Even though Joseph didn’t pursue basketball like the handful of his hometown counterparts he watched that day did, the six-foot-three, 265-pound defensive lineman did take the lessons he learned from them to the gridiron.

After transferring to North Carolina State following the 2019 season, the Brampton, Ont. native has seemed to find his groove on his new team, already surpassing his sack total (2.5) and tackle total (5.5) in the three seasons he played at Penn State. So far this campaign, Joseph has tallied 6.5 sacks to go along with 37 total tackles.

Just like his brother, Winnipeg Blue Bombers 2017 draft pick Faith Ekakitie, and cousin, BC Lions 2015 draft pick Ese Mrabure-Ajufo, Joseph had hopes of playing basketball professionally. It wasn’t until his junior year of high school that he really started to take football seriously and decided that it would be the path he’d go down.

As a junior, he caught 26 passes for 498 yards and eight majors as a tight end. Then as a senior, he tallied 72 tackles, 2.0 sacks, 25 tackles for loss and two interceptions as a defensive lineman while also suiting up on offence, hauling in 10 receiving touchdowns as a tight end.

“I know for my brother it (transition to football) was more evident because he was a lot bigger and just built like a football player,” said Joseph. “For me, it definitely was a less evident transition.”

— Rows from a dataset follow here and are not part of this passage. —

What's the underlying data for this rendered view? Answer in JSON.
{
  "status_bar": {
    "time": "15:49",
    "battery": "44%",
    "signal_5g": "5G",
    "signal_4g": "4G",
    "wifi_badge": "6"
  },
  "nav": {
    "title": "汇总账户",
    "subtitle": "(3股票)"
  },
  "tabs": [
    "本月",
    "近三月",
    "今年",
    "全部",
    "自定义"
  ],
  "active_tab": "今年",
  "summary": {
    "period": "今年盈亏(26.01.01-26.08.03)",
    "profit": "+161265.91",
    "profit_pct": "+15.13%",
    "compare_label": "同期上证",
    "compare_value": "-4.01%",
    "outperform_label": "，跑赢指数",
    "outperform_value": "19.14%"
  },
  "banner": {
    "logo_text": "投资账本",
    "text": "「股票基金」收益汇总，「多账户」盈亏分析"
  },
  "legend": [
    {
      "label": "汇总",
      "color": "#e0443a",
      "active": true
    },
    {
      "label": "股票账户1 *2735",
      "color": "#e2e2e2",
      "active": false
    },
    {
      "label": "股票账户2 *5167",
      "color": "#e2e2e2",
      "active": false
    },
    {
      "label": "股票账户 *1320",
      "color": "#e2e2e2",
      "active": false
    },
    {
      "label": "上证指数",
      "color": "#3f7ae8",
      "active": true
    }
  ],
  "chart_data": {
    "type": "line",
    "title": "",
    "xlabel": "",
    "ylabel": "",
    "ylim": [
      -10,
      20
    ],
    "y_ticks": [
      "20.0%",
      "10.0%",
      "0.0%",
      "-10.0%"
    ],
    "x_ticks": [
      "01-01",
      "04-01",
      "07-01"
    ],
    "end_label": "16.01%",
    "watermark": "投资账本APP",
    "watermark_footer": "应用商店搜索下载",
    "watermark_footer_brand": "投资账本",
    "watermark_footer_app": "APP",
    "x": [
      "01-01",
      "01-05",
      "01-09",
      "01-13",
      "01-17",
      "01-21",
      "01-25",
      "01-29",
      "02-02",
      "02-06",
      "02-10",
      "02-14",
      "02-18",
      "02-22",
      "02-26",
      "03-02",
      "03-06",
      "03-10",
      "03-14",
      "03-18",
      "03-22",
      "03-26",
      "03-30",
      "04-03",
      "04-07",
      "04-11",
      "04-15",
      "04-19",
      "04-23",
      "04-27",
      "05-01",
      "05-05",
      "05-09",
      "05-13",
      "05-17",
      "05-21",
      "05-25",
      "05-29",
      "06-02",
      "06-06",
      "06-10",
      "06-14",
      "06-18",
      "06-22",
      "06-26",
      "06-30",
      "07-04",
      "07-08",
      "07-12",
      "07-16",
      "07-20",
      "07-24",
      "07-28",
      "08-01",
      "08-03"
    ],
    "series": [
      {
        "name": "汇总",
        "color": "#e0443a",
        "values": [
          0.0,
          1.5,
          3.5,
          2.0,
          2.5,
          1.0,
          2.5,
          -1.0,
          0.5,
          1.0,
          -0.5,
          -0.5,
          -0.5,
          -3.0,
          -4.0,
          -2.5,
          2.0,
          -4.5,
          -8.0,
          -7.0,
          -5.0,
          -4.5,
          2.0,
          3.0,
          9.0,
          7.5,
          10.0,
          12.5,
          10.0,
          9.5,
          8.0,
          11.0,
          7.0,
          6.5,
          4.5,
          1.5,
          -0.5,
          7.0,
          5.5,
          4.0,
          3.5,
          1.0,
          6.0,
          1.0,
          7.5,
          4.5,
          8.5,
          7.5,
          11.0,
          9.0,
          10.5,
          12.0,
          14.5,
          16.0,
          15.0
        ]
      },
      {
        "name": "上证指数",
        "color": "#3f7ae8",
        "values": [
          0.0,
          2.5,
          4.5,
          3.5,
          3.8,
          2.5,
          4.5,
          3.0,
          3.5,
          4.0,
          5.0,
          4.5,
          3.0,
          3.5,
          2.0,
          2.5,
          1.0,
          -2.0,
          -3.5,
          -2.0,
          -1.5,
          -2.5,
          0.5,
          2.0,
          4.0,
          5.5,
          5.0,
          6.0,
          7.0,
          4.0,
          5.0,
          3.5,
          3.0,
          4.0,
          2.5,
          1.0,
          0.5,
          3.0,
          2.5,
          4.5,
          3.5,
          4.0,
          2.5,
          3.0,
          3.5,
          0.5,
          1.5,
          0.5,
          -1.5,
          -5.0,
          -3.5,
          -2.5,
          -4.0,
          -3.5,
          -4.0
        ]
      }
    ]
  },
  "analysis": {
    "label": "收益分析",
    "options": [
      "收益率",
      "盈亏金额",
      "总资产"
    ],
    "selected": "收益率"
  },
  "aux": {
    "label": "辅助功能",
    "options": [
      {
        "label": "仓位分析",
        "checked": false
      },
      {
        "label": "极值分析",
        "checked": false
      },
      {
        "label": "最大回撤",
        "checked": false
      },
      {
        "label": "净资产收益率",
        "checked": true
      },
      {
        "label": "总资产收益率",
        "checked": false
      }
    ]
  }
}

Despite it not being as obvious of a transition, it’s worked out marvellously for Joseph.

After high school, Joseph would go on to play three seasons as a member of Nittany Lions. Following the 2019 season, he decided he got everything he needed out of his experience at the school and transferred to NC State, which evidently was one of the schools that had recruited him in the first place, and was with his new team by the end of February 2020.

“I just knew very well that NC State was a place that had already had very good history in terms of defensive players in particular,” said Joseph when asked why he chose his new school.

“I wasn’t totally unaware of who NC State was, they also recruited me out of high school,” he continued. “I was familiar with them.”

As he learned from the now-NBA players he watched many years ago, he’s continued to keep working and keep pushing as his football journey continues. Joseph is taking those lessons and says he’s staying present and not worrying too much about where he ends up playing after his collegiate career.

“I don’t want to get ahead of myself,” he said when asked about where he’d like to play professionally. “I want to make sure I stay in the moment and stay where I am presently and make sure I capitalize and maximize everything that I need to get to that point.

“I think if I get too carried away thinking about the end goal, people tend to forget the steps needed to get to that end goal.”